Menurut Tulus, ada tiga faktor yang membuat harga obat di Indonesia mahal. Pertama, industri farmasi nasional sangat tergantung pada bahan baku impor. Berdasarkan data Kementerian Perindustrian (Kemperin), sebanyak 90 persen bahan baku farmasi masih diimpor, terutama dari Tiongkok dan India. Imbasnya, harga obat berpotensi naik tinggi begitu rupiah 'terkapar' terhadap dolar AS.

"Kedua, biaya promosi yang tinggi. Terakhir, perusahaan farmasi harus mengeluarkan biaya untuk entertainment dokter.

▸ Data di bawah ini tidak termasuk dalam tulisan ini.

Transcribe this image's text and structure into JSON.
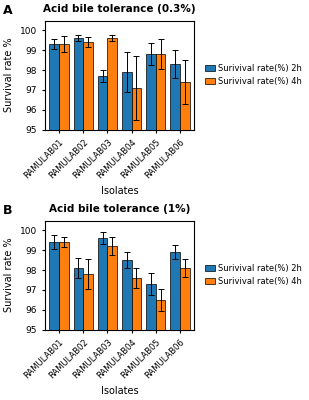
{
  "chart_data": [
    {
      "type": "bar",
      "title": "Acid bile tolerance (0.3%)",
      "categories": [
        "RAMULAB01",
        "RAMULAB02",
        "RAMULAB03",
        "RAMULAB04",
        "RAMULAB05",
        "RAMULAB06"
      ],
      "series": [
        {
          "name": "Surivival rate(%) 2h",
          "values": [
            99.3,
            99.6,
            97.7,
            97.9,
            98.8,
            98.3
          ],
          "errors": [
            0.25,
            0.15,
            0.3,
            1.0,
            0.55,
            0.7
          ]
        },
        {
          "name": "Surivival rate(%) 4h",
          "values": [
            99.3,
            99.4,
            99.6,
            97.1,
            98.8,
            97.4
          ],
          "errors": [
            0.4,
            0.25,
            0.15,
            1.6,
            0.75,
            1.1
          ]
        }
      ],
      "x_label": "Isolates",
      "y_label": "Survival rate %",
      "ylim": [
        95,
        100.5
      ],
      "yticks": [
        95,
        96,
        97,
        98,
        99,
        100
      ],
      "legend": "right",
      "grid": false,
      "annotations": [
        "A"
      ]
    },
    {
      "type": "bar",
      "title": "Acid bile tolerance (1%)",
      "categories": [
        "RAMULAB01",
        "RAMULAB02",
        "RAMULAB03",
        "RAMULAB04",
        "RAMULAB05",
        "RAMULAB06"
      ],
      "series": [
        {
          "name": "Surivival rate(%) 2h",
          "values": [
            99.4,
            98.1,
            99.6,
            98.5,
            97.3,
            98.9
          ],
          "errors": [
            0.35,
            0.5,
            0.3,
            0.4,
            0.55,
            0.35
          ]
        },
        {
          "name": "Surivival rate(%) 4h",
          "values": [
            99.4,
            97.8,
            99.2,
            97.6,
            96.5,
            98.1
          ],
          "errors": [
            0.25,
            0.75,
            0.45,
            0.5,
            0.55,
            0.45
          ]
        }
      ],
      "x_label": "Isolates",
      "y_label": "Survival rate %",
      "ylim": [
        95,
        100.5
      ],
      "yticks": [
        95,
        96,
        97,
        98,
        99,
        100
      ],
      "legend": "right",
      "grid": false,
      "annotations": [
        "B"
      ]
    }
  ]
}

YLKI meminta pemerintah mengatasi tiga masalah itu," tandasnya.

Dia mengatakan, penerapan sistem Jaminan Kesehatan Nasional yang dijalankan Badan Penyelenggara Jaminan Sosial (BPJS) bisa membantu memutus mata rantai gratifikasi. Sebab, dokter tidak bisa lagi sembarangan memberikan resep kepada pasien, lantaran BPJS memiliki standar tarif kesehatan atau INA CBG. “Akan tetapi, belum semua rakyat Indonesia mengikuti BPJS,” ucap Tulus.